Don’t even try to tell me there’s some llama on your mother’s side.

Now, it’s possible that a gang of rogue shellfish smugglers just attacked the fellow and forced him to eat expired shrimp, and he had to spit or suffer food poisoning. But since he wasn’t shaking his fist shouting DAMN YOUR EYES, YOU CRUSTACEAN HOOLIGANS, I don’t think this was the case.
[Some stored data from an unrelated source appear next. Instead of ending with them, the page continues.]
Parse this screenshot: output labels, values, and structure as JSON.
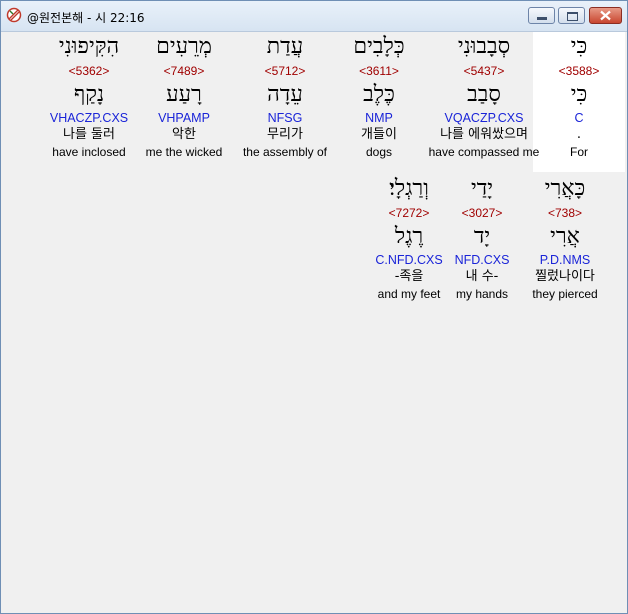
{
  "window": {
    "title": "@원전본해 - 시 22:16"
  },
  "words": [
    {
      "hebrew": "כִּי",
      "strong": "<3588>",
      "lemma": "כִּי",
      "parse": "C",
      "korean": ".",
      "english": "For",
      "selected": true
    },
    {
      "hebrew": "סְבָבוּנִי",
      "strong": "<5437>",
      "lemma": "סָבַב",
      "parse": "VQACZP.CXS",
      "korean": "나를 에워쌌으며",
      "english": "have compassed me",
      "selected": false
    },
    {
      "hebrew": "כְּלָבִים",
      "strong": "<3611>",
      "lemma": "כֶּלֶב",
      "parse": "NMP",
      "korean": "개들이",
      "english": "dogs",
      "selected": false
    },
    {
      "hebrew": "עֲדַת",
      "strong": "<5712>",
      "lemma": "עֵדָה",
      "parse": "NFSG",
      "korean": "무리가",
      "english": "the assembly of",
      "selected": false
    },
    {
      "hebrew": "מְרֵעִים",
      "strong": "<7489>",
      "lemma": "רָעַע",
      "parse": "VHPAMP",
      "korean": "악한",
      "english": "me the wicked",
      "selected": false
    },
    {
      "hebrew": "הִקִּיפוּנִי",
      "strong": "<5362>",
      "lemma": "נָקַף",
      "parse": "VHACZP.CXS",
      "korean": "나를 둘러",
      "english": "have inclosed",
      "selected": false
    },
    {
      "hebrew": "כָּאֲרִי",
      "strong": "<738>",
      "lemma": "אֲרִי",
      "parse": "P.D.NMS",
      "korean": "찔렀나이다",
      "english": "they pierced",
      "selected": false
    },
    {
      "hebrew": "יָדַי",
      "strong": "<3027>",
      "lemma": "יָד",
      "parse": "NFD.CXS",
      "korean": "내 수-",
      "english": "my hands",
      "selected": false
    },
    {
      "hebrew": "וְרַגְלָי׃",
      "strong": "<7272>",
      "lemma": "רֶגֶל",
      "parse": "C.NFD.CXS",
      "korean": "-족을",
      "english": "and my feet",
      "selected": false
    }
  ]
}
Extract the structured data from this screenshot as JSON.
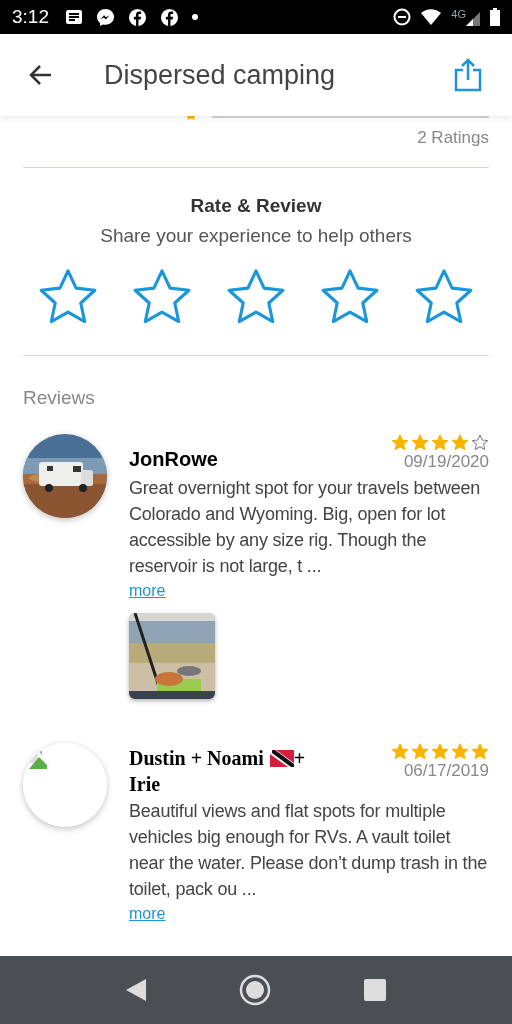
{
  "status_bar": {
    "time": "3:12",
    "network": "4G"
  },
  "app_bar": {
    "title": "Dispersed camping"
  },
  "ratings_summary": {
    "count": "2 Ratings"
  },
  "rate_review": {
    "title": "Rate & Review",
    "subtitle": "Share your experience to help others",
    "stars": 0
  },
  "reviews_heading": "Reviews",
  "reviews": [
    {
      "avatar": {
        "kind": "picture"
      },
      "name": "JonRowe",
      "stars": 4,
      "date": "09/19/2020",
      "text": "Great overnight spot for your travels between Colorado and Wyoming. Big, open for lot accessible by any size rig. Though the reservoir is not large, t ...",
      "more": "more",
      "photos": [
        {
          "kind": "picture"
        }
      ]
    },
    {
      "avatar": {
        "kind": "broken_image"
      },
      "name": "Dustin + Noami",
      "name_suffix": "+",
      "name_line2": "Irie",
      "stars": 5,
      "date": "06/17/2019",
      "text": "Beautiful views and flat spots for multiple vehicles big enough for RVs. A vault toilet near the water. Please don’t dump trash in the toilet, pack ou ...",
      "more": "more"
    }
  ]
}
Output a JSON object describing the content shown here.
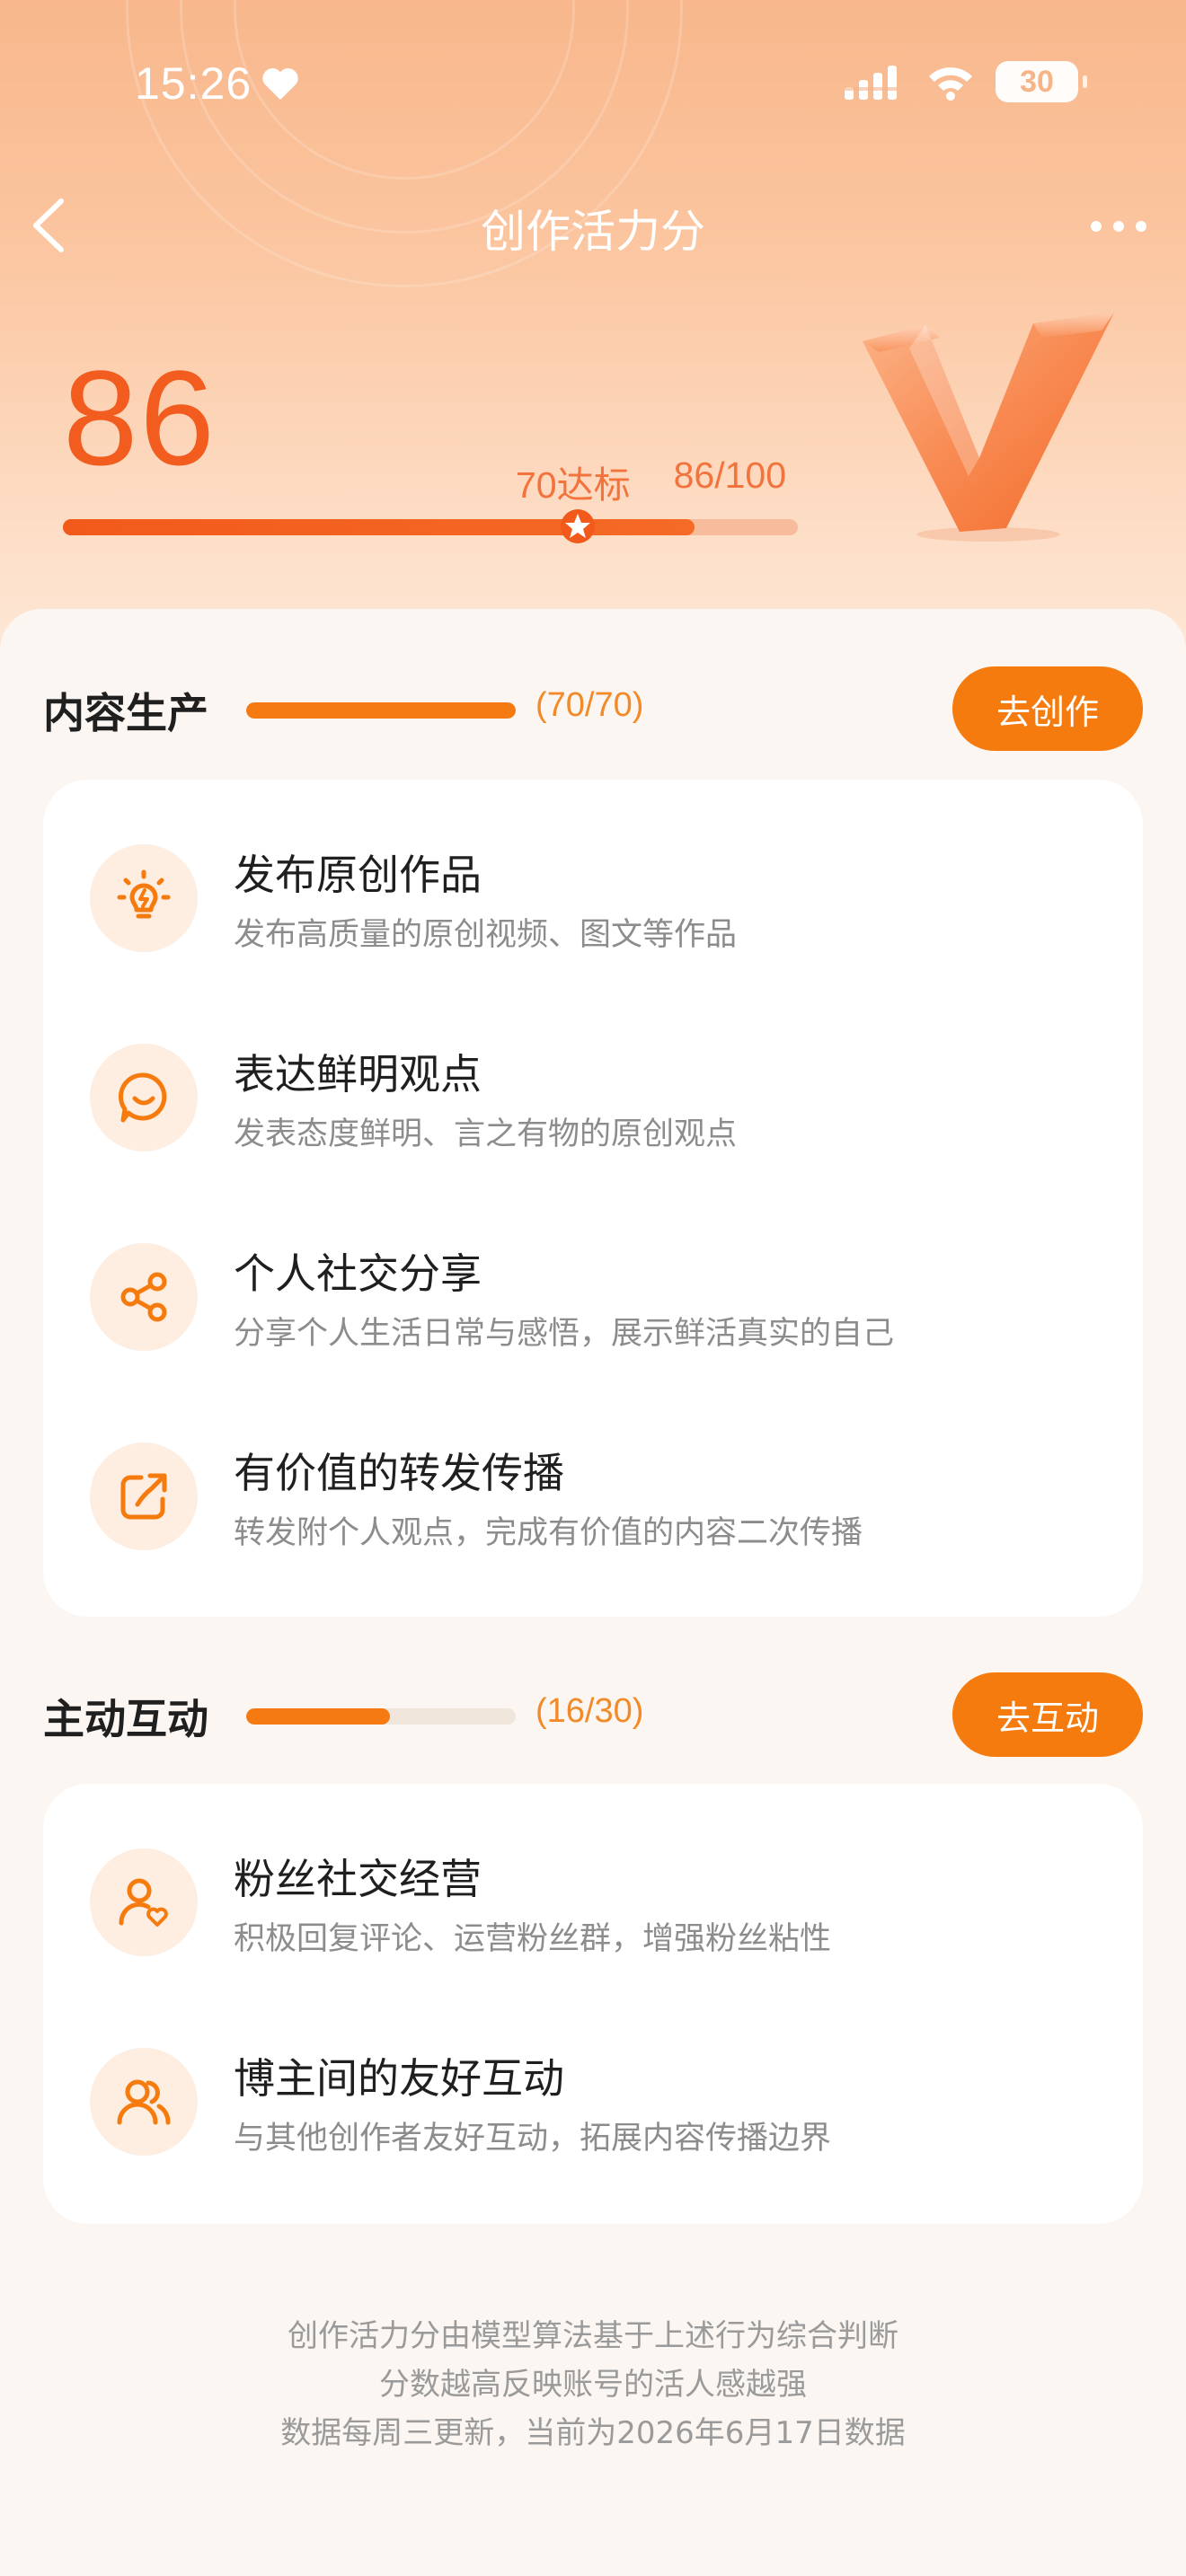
{
  "status_bar": {
    "time": "15:26",
    "battery": "30",
    "icons": [
      "heart-icon",
      "signal-icon",
      "wifi-icon",
      "battery-icon"
    ]
  },
  "nav": {
    "title": "创作活力分",
    "icons": [
      "back-icon",
      "more-icon"
    ]
  },
  "score": {
    "value": "86",
    "target_label": "70达标",
    "progress_label": "86/100",
    "progress_fraction": 0.86,
    "target_fraction": 0.7
  },
  "sections": [
    {
      "title": "内容生产",
      "count": "(70/70)",
      "fraction": 1.0,
      "button": "去创作",
      "items": [
        {
          "icon": "lightbulb-icon",
          "title": "发布原创作品",
          "desc": "发布高质量的原创视频、图文等作品"
        },
        {
          "icon": "smile-chat-icon",
          "title": "表达鲜明观点",
          "desc": "发表态度鲜明、言之有物的原创观点"
        },
        {
          "icon": "share-icon",
          "title": "个人社交分享",
          "desc": "分享个人生活日常与感悟，展示鲜活真实的自己"
        },
        {
          "icon": "forward-icon",
          "title": "有价值的转发传播",
          "desc": "转发附个人观点，完成有价值的内容二次传播"
        }
      ]
    },
    {
      "title": "主动互动",
      "count": "(16/30)",
      "fraction": 0.533,
      "button": "去互动",
      "items": [
        {
          "icon": "fan-heart-icon",
          "title": "粉丝社交经营",
          "desc": "积极回复评论、运营粉丝群，增强粉丝粘性"
        },
        {
          "icon": "users-icon",
          "title": "博主间的友好互动",
          "desc": "与其他创作者友好互动，拓展内容传播边界"
        }
      ]
    }
  ],
  "footer": {
    "line1": "创作活力分由模型算法基于上述行为综合判断",
    "line2": "分数越高反映账号的活人感越强",
    "line3": "数据每周三更新，当前为2026年6月17日数据"
  },
  "colors": {
    "accent": "#f67b0e",
    "score": "#f25c1f",
    "hero_top": "#f8b78c",
    "page_bg": "#fbf6f1"
  }
}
You may ask: Was the fellow also lurking? Because the City Council is considering doing away with laws regarding Lurking and Spitting. Say it enough, and it fits a Nancy Sinatra tune, “Wishin’ and Hopin’ ”:

I’m lurkin’ and spittin’

And lurkin’ and spittin’

Hoping that you

Won’t mind if I expel some goo

The problem of the lurking law, I understand, is that it’s vague enough to detain anyone the cops regard as hinky, or considering hinkyness, or possibly imbued with hinkyosity. It is difficult to prove you were not lurking. No, officer, I was temporarily idle. But you’ve been in this spot looking at things for a while. Yes, it’s called window shopping. I see. And are you intending to buy a window? Well — no, it panes me to say. Ha ha! What do you mean, turn around and put my hands behind my back?

Two things about this. One, if the police wish to question you and can no longer use Perceived Lurk Status as a reason to chat, there’s probably something else. I’ve watched enough cop shows on TV to know that there’s one phrase that never occurs to someone transporting lots of drugs: “Before we set out, let us ensure that the license-plate taillight is illuminated.” Even then you can probably be pulled over for insufficient wattage. If not that, then the lack of a cap on the nozzle where you put air in your tires. But it fell off! Tell it to the judge.

Two, Loitering will be the new Lurking. It is not illegal to loiter in public areas unless you are up to no good, which includes drinking enfeebling spirits, begging, leaning into windows and asking if someone wants to party, and interfering with pedestrian or vehicular traffic. The last one could be defined as “not getting out of the way when some guy barking orders into a cellphone isn’t watching where he’s going,” and you’re just standing there.

I mean, you’re not going to rot in Stillwater for it, but it might be reason enough to get pulled aside for some questions.

So I don’t think the streets will run crimson with mayhem if Lurking gets put in the heap with laws that required cars to drive 3 miles per hour if a horse is present on Sunday. The streets will, however, continue to run with something else if spitting is taken off the books. See, here’s the thing. It is very easy to avoid getting detailed by the police for spitting.

Don’t spit.

I know, I know — tricky legal talk here, but let me expand on the matter. If spitting is a crime, and you do not spit, they cannot harass you for it. But couldn’t a bad cop plant spit on the scene? I suppose. But the larger point is the use of the law to set standards, and expecting people not to expectorate would seem to be a small thing to ask.

In the interest of fairness, the law should be expanded to include blowing your nose by closing one nostril and snorting out the fungoo, because that is likewise disgusting and unhygienic, and really, your mother would be ashamed.

As long as we’re at it: might as well toss in tossing cigarette butts out of car windows, perhaps under the belief that they will somehow dissolve. Even though every smoker knows filter butts are so imperishable and hardy they make Fiberglas look like cotton candy stuck in a hot shower.

We should publicize the fact that you can be cited for spitting, so everyone knows IT IS NOT A THING TO DO. Use a handy phrase. Something like “If you can’t do the time, don’t do the crime.”

How about:

If you can’t do time in a jailhouse cloister / Please don’t hawk out a tracheal oyster.